Jack Hutchings

Personal information
- Full name: John Henry Hutchings
- Born: 22 December 1882 Wellington, New Zealand
- Died: 6 May 1966 (aged 83) Wellington
- Batting: Right-handed
- Bowling: Slow

Domestic team information
- 1903/04–1924/25: Wellington

Career statistics
| Competition | First-class |
| Matches | 18 |
| Runs scored | 472 |
| Batting average | 18.15 |
| 100s/50s | 0/1 |
| Top score | 74* |
| Balls bowled | 1,126 |
| Wickets | 19 |
| Bowling average | 41.68 |
| 5 wickets in innings | 0 |
| 10 wickets in match | 0 |
| Best bowling | 4/102 |
| Catches/stumpings | 2/– |
- Source: Cricinfo, 10 February 2019

= Jack Hutchings =

New Zealand cricketer

John Henry Hutchings (22 December 1882 – 6 May 1966) was a cricketer who played first-class cricket for Wellington from 1903 to 1925.

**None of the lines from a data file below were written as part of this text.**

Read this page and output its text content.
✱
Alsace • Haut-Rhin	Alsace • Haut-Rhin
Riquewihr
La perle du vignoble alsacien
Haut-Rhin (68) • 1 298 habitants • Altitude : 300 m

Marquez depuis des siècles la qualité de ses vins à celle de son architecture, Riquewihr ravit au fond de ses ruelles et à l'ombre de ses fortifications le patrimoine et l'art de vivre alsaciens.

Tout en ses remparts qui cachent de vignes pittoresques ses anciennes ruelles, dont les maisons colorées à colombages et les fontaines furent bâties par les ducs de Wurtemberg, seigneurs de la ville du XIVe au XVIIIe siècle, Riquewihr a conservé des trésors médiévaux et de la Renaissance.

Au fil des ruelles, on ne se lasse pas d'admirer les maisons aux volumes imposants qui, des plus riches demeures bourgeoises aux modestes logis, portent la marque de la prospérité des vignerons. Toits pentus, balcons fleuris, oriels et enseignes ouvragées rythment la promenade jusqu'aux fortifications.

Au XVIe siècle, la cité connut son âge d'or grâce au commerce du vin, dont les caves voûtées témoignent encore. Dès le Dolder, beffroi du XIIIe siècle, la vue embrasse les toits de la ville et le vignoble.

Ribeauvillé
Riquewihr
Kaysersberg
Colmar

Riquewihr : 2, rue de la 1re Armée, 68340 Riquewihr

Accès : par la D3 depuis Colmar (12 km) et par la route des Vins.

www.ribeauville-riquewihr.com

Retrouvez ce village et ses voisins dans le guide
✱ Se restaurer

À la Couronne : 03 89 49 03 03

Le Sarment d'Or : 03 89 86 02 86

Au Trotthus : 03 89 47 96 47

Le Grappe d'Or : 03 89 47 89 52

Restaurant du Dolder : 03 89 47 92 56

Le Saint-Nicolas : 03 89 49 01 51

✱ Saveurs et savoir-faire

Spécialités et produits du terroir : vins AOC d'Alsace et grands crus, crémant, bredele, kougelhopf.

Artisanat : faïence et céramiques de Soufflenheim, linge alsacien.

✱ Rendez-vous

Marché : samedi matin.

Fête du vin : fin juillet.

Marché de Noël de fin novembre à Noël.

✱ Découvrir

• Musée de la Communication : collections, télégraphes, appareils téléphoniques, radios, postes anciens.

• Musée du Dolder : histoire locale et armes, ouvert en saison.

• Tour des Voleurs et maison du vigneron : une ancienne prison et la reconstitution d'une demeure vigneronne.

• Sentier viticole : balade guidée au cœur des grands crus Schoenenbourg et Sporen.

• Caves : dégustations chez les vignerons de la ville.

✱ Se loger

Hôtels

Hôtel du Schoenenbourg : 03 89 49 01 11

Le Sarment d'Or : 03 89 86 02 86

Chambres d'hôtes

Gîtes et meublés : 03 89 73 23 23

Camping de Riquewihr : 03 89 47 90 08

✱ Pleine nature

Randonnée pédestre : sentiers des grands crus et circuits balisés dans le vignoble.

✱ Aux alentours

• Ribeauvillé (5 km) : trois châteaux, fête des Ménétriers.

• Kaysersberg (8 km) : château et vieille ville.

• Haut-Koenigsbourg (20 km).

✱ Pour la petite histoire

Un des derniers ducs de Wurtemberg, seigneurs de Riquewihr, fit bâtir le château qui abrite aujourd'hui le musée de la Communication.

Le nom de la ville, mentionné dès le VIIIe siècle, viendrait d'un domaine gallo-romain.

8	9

Jack Hutchings played an important role in Wellington's first victory in the Plunket Shield, which gained them the title in 1918–19. Needing 225 to defeat Canterbury, Wellington were 188 for 8 when Hutchings went in to join Stan Brice. Together they added the required runs, giving Wellington a narrow victory. He made his highest score of 74 not out later that season in similar circumstances, except this time Wellington lost. They needed 257 to beat Auckland and were 55 for 6 when he went to the wicket. With help from the tail-enders he took the score to 197 all out. He finished the 1918–19 season in second place in the national batting averages with 172 runs at an average of 57.33.

Apart from a few years in Auckland, when he played no first-class cricket, Hutchings spent most of his life in Wellington. His wife Grace died at their home in Wellington in October 1923. They had one son, also known as Jack, who married Dorothy Mason, daughter of the politician Rex Mason. Hutchings died in Wellington in May 1966, aged 83.